Há muitos problemas no mundo e particularmente no Médio Oriente: graves problemas políticos – sistemas e governos inteiros que não conseguem restaurar a continuidade e a serena convivência; os fanatismos religiosos – mas também de alguns grupos islamitas ou de alguns grupos de judeus extremistas –; os check-points militares israelitas, que impedem a livre circulação dos habitantes árabes da Terra Santa e do mundo árabe para os seus lugares de culto e para os lugares onde vivem os seus familiares; centenas de milhares de refugiados – gente que perdeu tudo; casa, veículos, trabalho, terra… a sua dignidade… –; guerra aqui e ali… e rumores de guerra e greves por toda a Europa. Que o Senhor misericordioso tenha piedade de nós!


Que fazer? A resposta definitiva a todos estes problemas não a conheço.


Mas sim, sei que podemos rezar pela paz; todos os dias, especialmente na Santa Missa e no Rosário.


Sim! Rezar pela paz e, também, trabalhar pela justiça e pela dignidade do homem. Porque a justiça é o fundamento natural da paz. E a paz ou é justa ou não é paz verdadeira.


E se se sacrifica a justiça e a dignidade do homem, em busca de segurança, perdemos as duas coisas: a paz e a segurança.


Na Terra Santa há muitos muros que separam famílias, paróquias, terrenos; mas piores do que os muros de betão são os muros do coração do homem: as injustiças arreigadas; o ódio racial e religioso; a ambição e o egoísmo feito lei; a desconfiança, a força bruta e a arrogância em toda a parte…


Sim! Os muros do coração são invisíveis, mas são piores do que os visíveis. E há que trabalhar para que caiam todos esses muros. E… aqui então… também deveremos voltar à oração; a pedir Àquele que “derrubou na sua carne” (EF 2,14) a divisão dos homens, que nos dê a graça de derrubar os muros que nos separam.


Daí que a mensagem de Fátima, de conversão e oração, seja particularmente eficaz, para colaborar no caminho da paz na Terra Santa e em todo o Médio Oriente.
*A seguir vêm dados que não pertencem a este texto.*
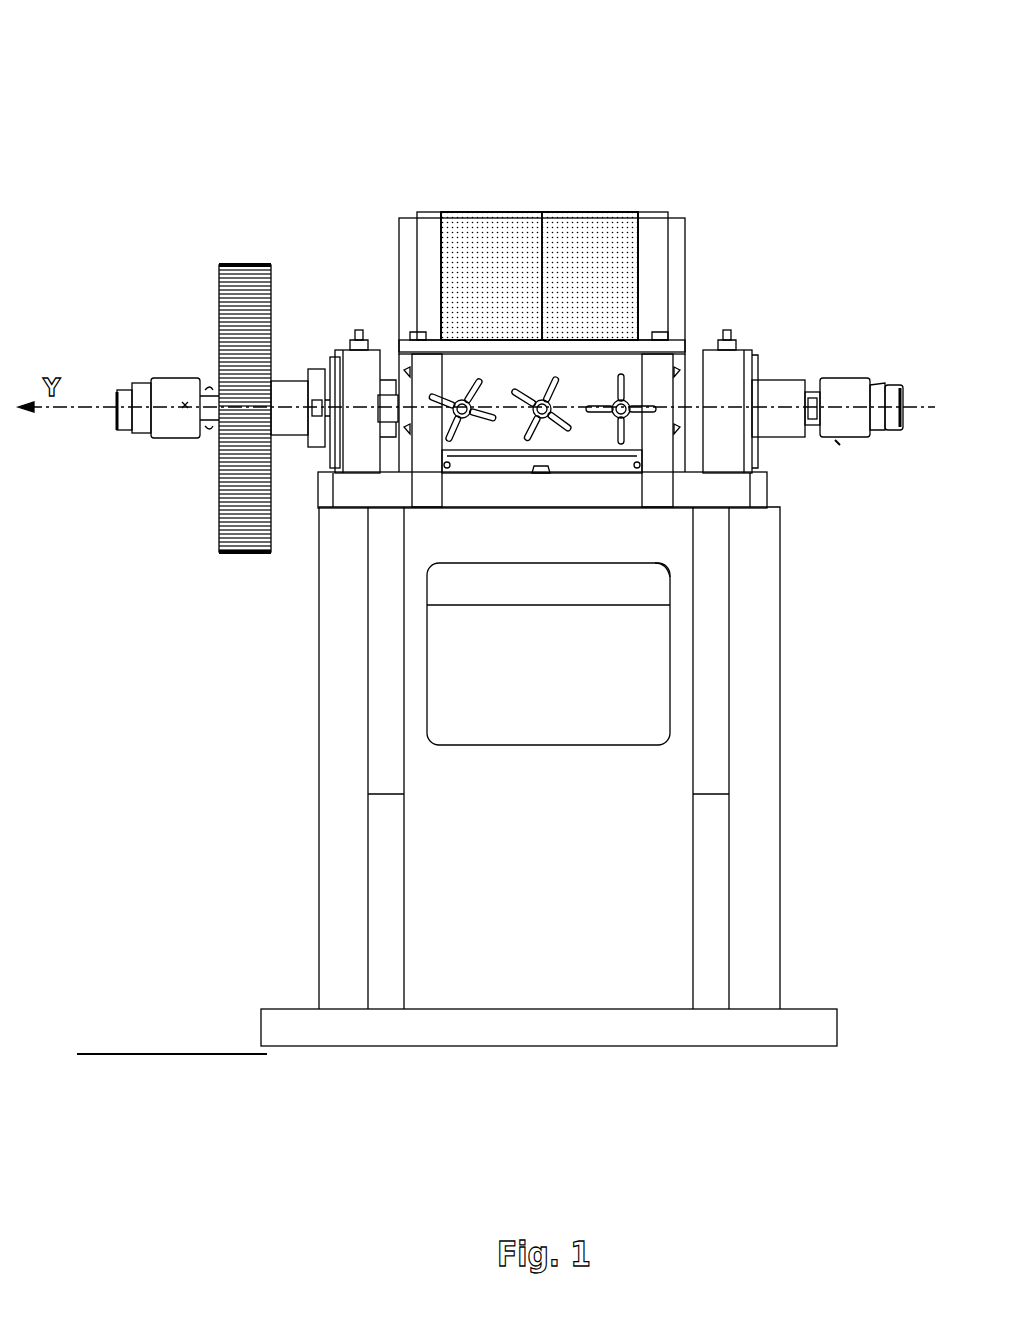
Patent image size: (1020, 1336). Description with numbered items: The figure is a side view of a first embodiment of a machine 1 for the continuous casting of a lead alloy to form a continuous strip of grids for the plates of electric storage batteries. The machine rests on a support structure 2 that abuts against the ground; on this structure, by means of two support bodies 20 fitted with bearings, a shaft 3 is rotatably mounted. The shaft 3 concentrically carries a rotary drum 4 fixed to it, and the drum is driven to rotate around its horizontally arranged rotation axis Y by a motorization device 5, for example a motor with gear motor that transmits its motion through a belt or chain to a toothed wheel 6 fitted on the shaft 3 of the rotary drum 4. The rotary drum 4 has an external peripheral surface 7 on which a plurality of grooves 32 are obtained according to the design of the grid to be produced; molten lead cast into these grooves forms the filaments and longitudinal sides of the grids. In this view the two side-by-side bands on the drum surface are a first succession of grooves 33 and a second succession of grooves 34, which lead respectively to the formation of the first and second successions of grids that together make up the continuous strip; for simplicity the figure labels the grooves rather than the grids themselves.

The calibrating apparatus 1 is at (818, 113).
The support structure 2 is at (385, 849).
The shaft 3 is at (775, 392).
The rotary drum 4 is at (432, 238).
The motorization device 5 is at (148, 290).
The toothed wheel 6 is at (238, 490).
The external peripheral surface 7 is at (598, 200).
The support bodies 20 is at (358, 450).
The grooves 32 is at (568, 248).
The first succession of grooves 33 is at (478, 212).
The second succession of grooves 34 is at (567, 212).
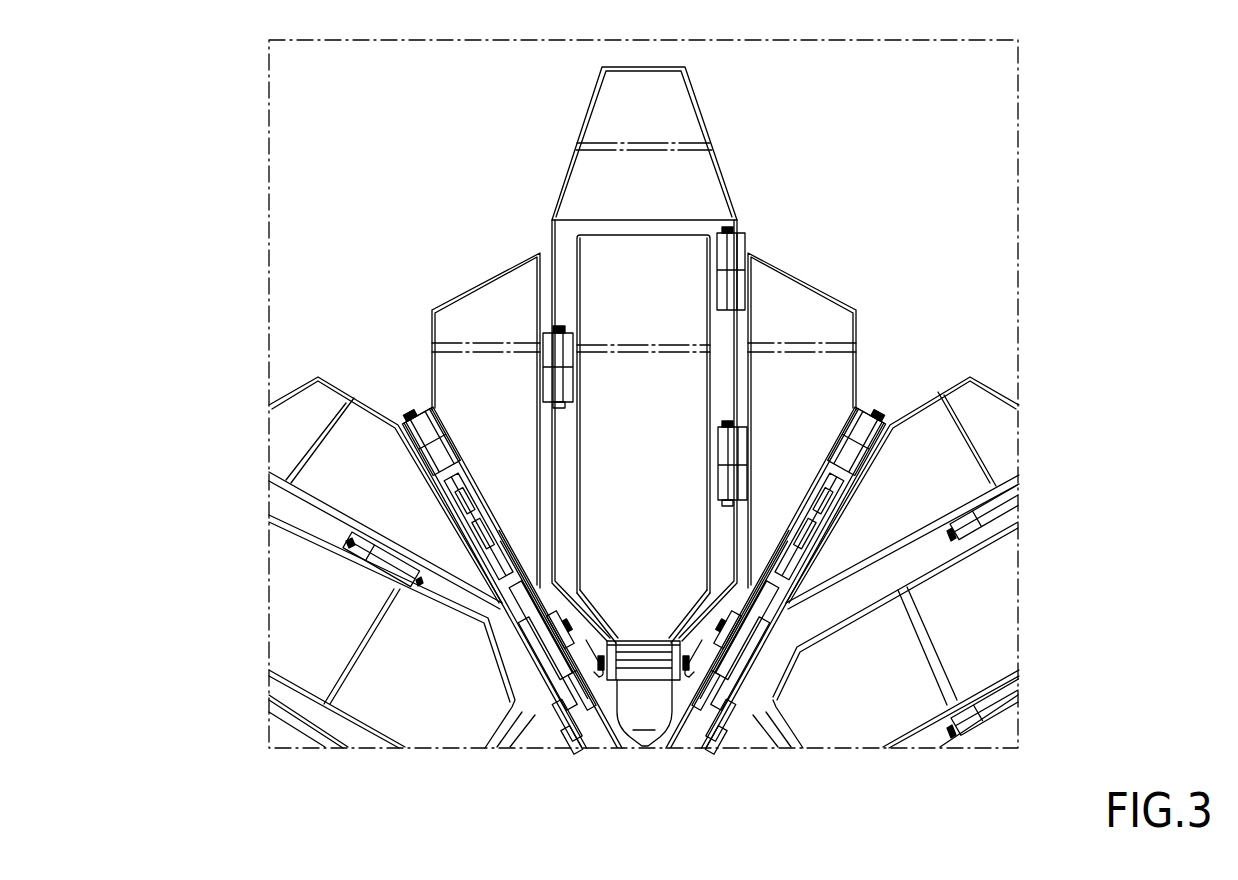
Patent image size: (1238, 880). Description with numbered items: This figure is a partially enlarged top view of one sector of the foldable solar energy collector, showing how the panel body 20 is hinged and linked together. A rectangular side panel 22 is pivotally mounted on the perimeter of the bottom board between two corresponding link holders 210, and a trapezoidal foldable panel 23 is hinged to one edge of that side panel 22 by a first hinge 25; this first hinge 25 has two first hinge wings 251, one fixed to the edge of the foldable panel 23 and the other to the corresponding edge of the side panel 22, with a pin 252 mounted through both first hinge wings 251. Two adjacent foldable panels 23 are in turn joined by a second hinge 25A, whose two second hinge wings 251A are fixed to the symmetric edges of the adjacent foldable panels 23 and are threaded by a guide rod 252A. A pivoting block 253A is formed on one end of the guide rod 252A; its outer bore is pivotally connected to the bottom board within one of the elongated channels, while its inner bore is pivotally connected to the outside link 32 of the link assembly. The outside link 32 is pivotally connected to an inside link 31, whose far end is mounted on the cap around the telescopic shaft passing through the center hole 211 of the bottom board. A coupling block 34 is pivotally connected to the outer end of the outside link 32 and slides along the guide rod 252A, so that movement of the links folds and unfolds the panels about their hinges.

The panel body 20 is at (607, 445).
The side panel 22 is at (668, 428).
The foldable panel 23 is at (472, 312).
The first hinge 25 is at (525, 314).
The first hinge wing 251 is at (556, 326).
The pin 252 is at (556, 336).
The second hinge wing 251A is at (440, 406).
The guide rod 252A is at (412, 410).
The second hinge 25A is at (438, 567).
The coupling block 34 is at (470, 500).
The outside link 32 is at (528, 560).
The pivoting block 253A is at (553, 630).
The inside link 31 is at (604, 736).
The center hole 211 is at (568, 722).
The link holder 210 is at (572, 748).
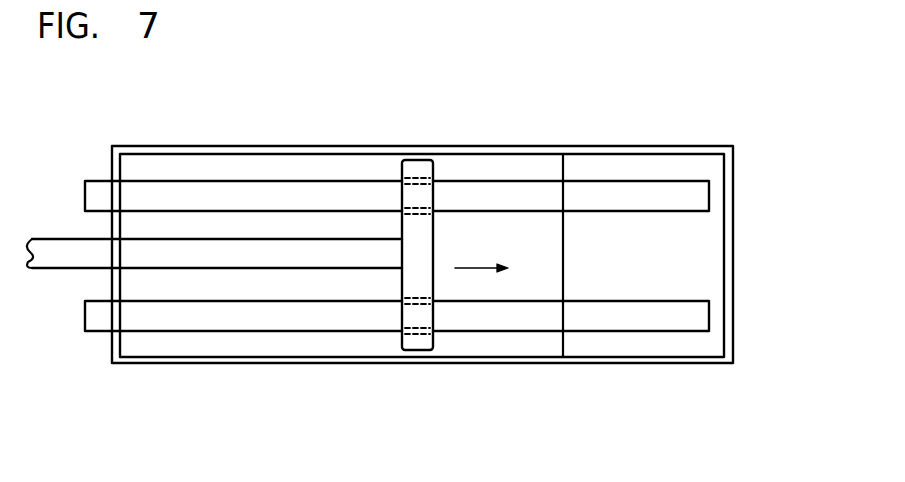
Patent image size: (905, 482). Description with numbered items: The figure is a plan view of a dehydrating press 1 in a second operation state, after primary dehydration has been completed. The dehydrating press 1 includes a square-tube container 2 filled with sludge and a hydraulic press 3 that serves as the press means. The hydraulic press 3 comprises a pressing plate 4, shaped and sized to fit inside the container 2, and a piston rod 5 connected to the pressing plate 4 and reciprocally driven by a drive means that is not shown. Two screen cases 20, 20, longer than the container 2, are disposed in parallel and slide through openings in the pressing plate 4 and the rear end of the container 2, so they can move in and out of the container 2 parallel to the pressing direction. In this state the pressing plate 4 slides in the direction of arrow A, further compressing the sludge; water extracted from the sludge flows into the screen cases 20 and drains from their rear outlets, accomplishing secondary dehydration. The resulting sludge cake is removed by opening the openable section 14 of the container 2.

The dehydrating press 1 is at (456, 118).
The container 2 is at (657, 146).
The hydraulic press 3 is at (452, 245).
The pressing plate 4 is at (416, 167).
The piston rod 5 is at (222, 247).
The openable section 14 is at (696, 252).
The screen case 20 is at (610, 193).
6. Sabeis que o Papa Francisco irá dentro de alguns dias à Terra Santa. Irá como peregrino da paz e como visitante da comunidade cristã de Jerusalém. Essa comunidade deseja viver sempre como a primeira comunidade cristã: unidos na caridade, assíduos aos sacramentos e à oração. O pequeno rebanho de Cristo na Terra Santa – apenas 2% da população – quer ser fiel a Cristo.


Rezemos pelos frutos da peregrinação do Santo Padre e tomemos o seu exemplo. Vinde também vós peregrinar à Terra Santa, vinde fortalecer a vossa fé e conhecer melhor as vossas raízes!


Receber-vos-ei no Patriarcado com muito gosto, mas não venhais todos juntos!


É meu desejo também que todos os bispos do mundo, unidos às suas realidades diocesanas, se sintam corresponsáveis pelas comunidades, pelo progresso e pela vida pastoral da Igreja na Terra Santa. Os cristãos do Médio Oriente, essas pedras vivas do corpo de Cristo, são um património comum que todos temos de custodiar. Neste sentido, expresso a nossa gratidão a todos os benfeitores e, de modo especial, aos Cavaleiros membros da Ordem de Cavalaria do Santo Sepulcro de Jerusalém.


– Hoje, convosco, sinto-me em família. Todos nos sentimos em família. Desejo que quando chegardes a Jerusalém, vossa Igreja Mãe, vos sintais também em casa.


É a fé que nos une e o amor de Maria Imaculada.


Hoje deverá ser uma data inesquecível nas nossas vidas. Uma data que divida em dois a nossa história pessoal: a vida antes desta peregrinação e a vida depois; a que começa a partir de hoje. Desejo que regresseis a vossas casas mais jovens e mais alegres, cheios de fé e de amor pelo Senhor, por sua Mãe e pela sua Igreja.